Biking or walking around Portland seems to be the preferred means of transportation. My boyfriend and I have parked the truck and are trying not to use it if possible. It results in physical exercise, as well as better personal finances. 🙂 In fact, when I drive the truck around now I realize how artificial and out of touch motorized transportation is to the soil, the plants, the people, and the earth in general.
It reminds me of how cars were viewed in one of my favorite books, Howard’s End, by E.M. Forster. In this book, that takes place in the early 1900’s, an old wealthy family meets a new wealthy family and is slightly put off by their love of all things modern. The newly rich family are considered to be “just a wall of newspapers and motorcars and golf clubs” behind which lies nothing but “panic and emptiness.”
Now that is an interesting thought. I am going to focus on how technology (represented by motorcars in the book) has led to “panic.” How much has modern technology actually enhanced our life with true, not fake or superficial, interactions with our fellow man? Has modern technology actually made our lives easier or does it mean that people just expect more of us? For example, take the teacher. In the past, he/she had to figure grades once a quarter or so. Now they are in a “panic” to figure the grades weekly using a computer program and download them to the office at least on a weekly basis. It is expected that teachers run around in a “panic” sending letters home to the parents and responding to their e-mail on a regular basis. Some schools have it set up where the teacher has to post their assignments daily on a website where the parents can access them every night. Does this make for more effective teaching? Are the students learning more from this extra effort by the teacher in a hurried “panic?” Honestly, I do think that modern technology has helped many parents and teachers keep students on track, but in the process it may sometimes be robbing the students of learning personal responsibility.
Also, consider the incredible “panic” everyone is in to stay on top of the current programs and trends in technology. We are rushing around trying to master the new items before they become obsolete and replaced by even newer and more advanced technology.
Having said all of this I have to admit that I like my technology. I am becoming addicted to my new Blackberry, and Twitter www.twitter.com is definitely a friend of mine. I love my Ipod and feel absolutely isolated without the Internet for e-mail, information, directions. Yep, I am definitely hooked into the technology machine. I am being assimilated, like the Borg in Star Trek. In fact, I often think of the Borg when I see someone with one of those blue tooth ear pieces. It becomes an attachment to their body.
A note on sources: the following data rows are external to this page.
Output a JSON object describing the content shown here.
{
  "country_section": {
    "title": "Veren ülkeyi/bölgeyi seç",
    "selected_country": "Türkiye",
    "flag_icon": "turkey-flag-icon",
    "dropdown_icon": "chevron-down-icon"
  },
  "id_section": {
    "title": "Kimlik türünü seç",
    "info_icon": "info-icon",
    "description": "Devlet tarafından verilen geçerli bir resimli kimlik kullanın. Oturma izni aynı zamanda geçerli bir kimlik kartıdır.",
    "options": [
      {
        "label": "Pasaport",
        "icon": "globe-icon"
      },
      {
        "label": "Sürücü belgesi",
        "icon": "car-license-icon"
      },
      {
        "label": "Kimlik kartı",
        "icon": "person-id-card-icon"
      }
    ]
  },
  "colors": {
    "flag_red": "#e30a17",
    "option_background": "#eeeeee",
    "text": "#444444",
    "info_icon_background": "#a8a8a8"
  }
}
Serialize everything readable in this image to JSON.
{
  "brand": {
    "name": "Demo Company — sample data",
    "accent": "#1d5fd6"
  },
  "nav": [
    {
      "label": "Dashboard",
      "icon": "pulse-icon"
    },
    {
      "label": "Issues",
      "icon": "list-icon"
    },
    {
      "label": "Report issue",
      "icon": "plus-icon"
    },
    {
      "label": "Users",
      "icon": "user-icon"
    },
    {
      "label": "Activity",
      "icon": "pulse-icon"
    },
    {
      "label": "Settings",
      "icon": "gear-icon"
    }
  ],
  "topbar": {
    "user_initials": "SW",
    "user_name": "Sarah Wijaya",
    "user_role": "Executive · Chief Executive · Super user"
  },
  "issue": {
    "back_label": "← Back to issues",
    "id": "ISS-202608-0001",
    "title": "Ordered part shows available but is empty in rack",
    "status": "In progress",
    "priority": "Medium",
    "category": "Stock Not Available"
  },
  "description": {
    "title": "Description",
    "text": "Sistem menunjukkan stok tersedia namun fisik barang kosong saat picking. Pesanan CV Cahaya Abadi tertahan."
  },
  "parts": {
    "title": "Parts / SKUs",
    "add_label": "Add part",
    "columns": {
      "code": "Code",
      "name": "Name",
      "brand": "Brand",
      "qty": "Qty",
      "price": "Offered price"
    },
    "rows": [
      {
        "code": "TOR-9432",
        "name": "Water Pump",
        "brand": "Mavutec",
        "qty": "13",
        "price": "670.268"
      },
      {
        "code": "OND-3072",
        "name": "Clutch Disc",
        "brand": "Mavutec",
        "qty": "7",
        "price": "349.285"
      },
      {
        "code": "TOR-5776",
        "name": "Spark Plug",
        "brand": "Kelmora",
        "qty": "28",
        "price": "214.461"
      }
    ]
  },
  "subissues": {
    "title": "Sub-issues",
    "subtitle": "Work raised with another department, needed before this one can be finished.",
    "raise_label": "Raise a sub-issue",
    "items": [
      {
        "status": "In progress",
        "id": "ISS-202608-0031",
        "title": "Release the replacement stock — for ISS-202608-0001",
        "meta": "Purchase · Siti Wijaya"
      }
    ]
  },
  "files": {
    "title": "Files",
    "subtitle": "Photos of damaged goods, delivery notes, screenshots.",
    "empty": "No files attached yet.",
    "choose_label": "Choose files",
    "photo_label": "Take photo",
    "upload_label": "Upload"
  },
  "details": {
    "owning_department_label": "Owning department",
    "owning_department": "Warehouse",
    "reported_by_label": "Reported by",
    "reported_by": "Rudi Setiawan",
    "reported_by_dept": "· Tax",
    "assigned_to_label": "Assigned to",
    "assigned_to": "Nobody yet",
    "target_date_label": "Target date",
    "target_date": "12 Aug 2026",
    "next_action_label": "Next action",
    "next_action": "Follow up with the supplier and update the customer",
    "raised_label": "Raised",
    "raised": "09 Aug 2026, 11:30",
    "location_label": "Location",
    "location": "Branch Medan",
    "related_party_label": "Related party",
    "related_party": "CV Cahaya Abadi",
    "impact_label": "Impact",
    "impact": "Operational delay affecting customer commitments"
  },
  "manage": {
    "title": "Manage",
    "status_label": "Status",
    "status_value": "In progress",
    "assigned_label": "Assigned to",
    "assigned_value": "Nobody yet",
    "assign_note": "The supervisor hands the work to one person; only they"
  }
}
I can see it now, slowly that piece of machinery will make it into informal pictures, then family pictures, and finally wedding pictures. “Resistence is futile.”
So, maybe riding our bikes and walking to places is Portland’s way of detaching from technology for a brief time and having a real interaction with the environment which surrounds us. Nature is so incredible and so accessible. We have to stop looking out the window at it from our heated office, close our laptops, turn off our radios, and actually walk out and experience the real that is nature. Ok, closing laptop now.